Before NUP could meet to decide on this position, which had attracted interest from David Lukyamuzi Kalwanga (Busujju County), Mr Muwanga-Kivumbi had made it clear in an interview that he preferred the party resolves the issue through consensus rather than going through divisive elections.
“Our considered view is it should be by consensus not through an election,” Mr Muwanga-Kivumbi said. “Because without that unity we can’t do much. What will you do with those who haven’t elected you?”

On June 13, it was reported by Sunday Monitor that Mr Muwanga-Kivumbi was slated to be NUP’s flagbearer for the Buganda Caucus chairperson owing to the fact that he had missed out on chairing any accountability committees in Parliament, yet his competitors for the Buganda Caucus chair, for instance, Ms Nambooze scooped the Government Assurance Committee and Mr Kalwanga will represent NUP in the Commonwealth Parliament.  

It’s not clear whether Ms Nambooze was in the know of the arrangements that the NUP honchos had made, but sources say her misgivings started when she was overlooked for the position of Leader of Opposition, which was given to Mpuuga, who was part of Suubi.
Ms Nambooze, according to sources familiar with her reasoning, fancied her chances of being Leader of Opposition, touting her experience.

Ms Nambooze, unlike Mpuuga and Sseggona, her competitors for Leader of Opposition docket who arrived in Parliament in 2011, had arrived a year earlier having ousted NRM’s Peter Bakaluba Mukasa via a by-election which had been in the offing for four years.

Just like her competitors, Ms Nambooze did a lot of lobbying and after procrastination, Robert Kyagulanyi Ssentamu, NUP’s principal, decided that Mr Mpuuga would lead the Opposition in Parliament.

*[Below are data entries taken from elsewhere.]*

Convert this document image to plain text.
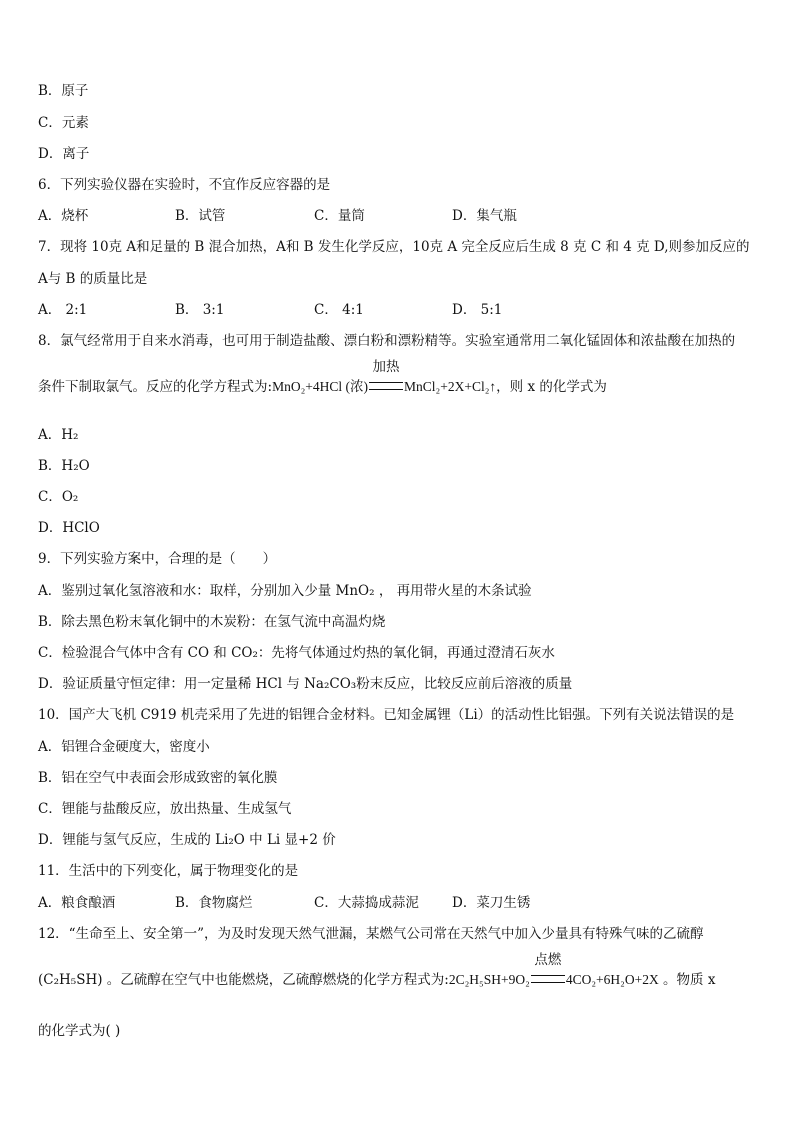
B．原子
C．元素
D．离子
6．下列实验仪器在实验时，不宜作反应容器的是
A．烧杯	B．试管	C．量筒	D．集气瓶
7．现将 10克 A和足量的 B 混合加热，A和 B 发生化学反应，10克 A 完全反应后生成 8 克 C 和 4 克 D,则参加反应的
A与 B 的质量比是
A． 2:1	B． 3:1	C． 4:1	D． 5:1
8．氯气经常用于自来水消毒，也可用于制造盐酸、漂白粉和漂粉精等。实验室通常用二氧化锰固体和浓盐酸在加热的
条件下制取氯气。反应的化学方程式为:MnO₂+4HCl (浓)
加热
MnCl₂+2X+Cl₂↑，则 x 的化学式为
A．H₂
B．H₂O
C．O₂
D．HClO
9．下列实验方案中，合理的是（　　）
A．鉴别过氧化氢溶液和水：取样，分别加入少量 MnO₂ ， 再用带火星的木条试验
B．除去黑色粉末氧化铜中的木炭粉：在氢气流中高温灼烧
C．检验混合气体中含有 CO 和 CO₂：先将气体通过灼热的氧化铜，再通过澄清石灰水
D．验证质量守恒定律：用一定量稀 HCl 与 Na₂CO₃粉末反应，比较反应前后溶液的质量
10．国产大飞机 C919 机壳采用了先进的铝锂合金材料。已知金属锂（Li）的活动性比铝强。下列有关说法错误的是
A．铝锂合金硬度大，密度小
B．铝在空气中表面会形成致密的氧化膜
C．锂能与盐酸反应，放出热量、生成氢气
D．锂能与氢气反应，生成的 Li₂O 中 Li 显+2 价
11．生活中的下列变化，属于物理变化的是
A．粮食酿酒	B．食物腐烂	C．大蒜捣成蒜泥 D．菜刀生锈
12．“生命至上、安全第一”，为及时发现天然气泄漏，某燃气公司常在天然气中加入少量具有特殊气味的乙硫醇
(C₂H₅SH) 。乙硫醇在空气中也能燃烧，乙硫醇燃烧的化学方程式为:2C₂H₅SH+9O₂
点燃
4CO₂+6H₂O+2X 。物质 x
的化学式为( )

As a consolation for missing out, Mr Sseggona was assigned to lead the Public Accounts Committee (PAC) and it seems he rested his case, but Ms Nambooze has neither forgiven, nor forgotten.

With Mpuuga now in charge of parliamentary business, Mr Muwanga-Kivumbi has emerged as one of his key advisors and sources claim Ms Nambooze’s decision to stand was about disrupting Mr Mpuuga’s agenda than anything else.  

“She hasn’t recovered from the disappointment of being overlooked as Leader of Opposition,” a source within NUP said.
Other sources claim Ms Nambooze, who deputised Mr Godfrey Ssuubi Kiwanda (former Mityana North MP, NRM) when he served as the chairperson Buganda Caucus during the 9th Parliament, badly wanted the seat to have leverage over Mengo after she fell out with Katikkiro Charles Peter Mayiga.

“She felt that with her leading Buganda Caucus, Mengo would have no option but seek her out, which now won’t happen,” a source familiar with Ms Nambooze’s plans said.  NUP has 55 MPs from Buganda, meaning they have the  numbers in the caucus.

Though positions have been jostled for, Buganda Caucus has for years been dormant.
The last time the caucus had a meeting was at the beginning of the 10th Parliament and was hosted at Katomi Kingdom Resort, owned by former vice president Gilbert Bukenya.

“Buganda Caucus had long died,” Mr Ssemujju, the Kira Municipality MP, said in a phone interview. “All you could hear is that the caucus was organising for MPs to go to Lubiri [Kabaka’s palace] when there was a ceremony. I have known Muwanga-Kivumbi since Makerere University and I have no doubt in my mind that he will revive the Buganda Caucus and I will support him.”

Mr Muwanga-Kivumbi is still optimistic that with time, Ms Nambooze, who has said she won’t step a foot in any Buganda Caucus meeting in the foreseeable future, will recover from her disappointment.
“She has done a lot for Buganda and I’m sure we shall meet and make up for the good of the region,” Mr Muwanga says.
This message of unity was echoed by Mr Kalwanga who stood down in favour of Mr Muwanga-Kivumbi, citing the interests of NUP and Buganda Kingdom.

Mr Kalwanga, as a reward, will remain the treasurer of the caucus. Ms Nambooze has been joined by Kampala Central MP Muhammad Nsereko  in trying to downplay the importance of the caucus. But Muwanga-Kivumbi believes it can be used as a platform to advocate the challenges facing the regions such as land wrangles, unemployment and poverty, inter alia.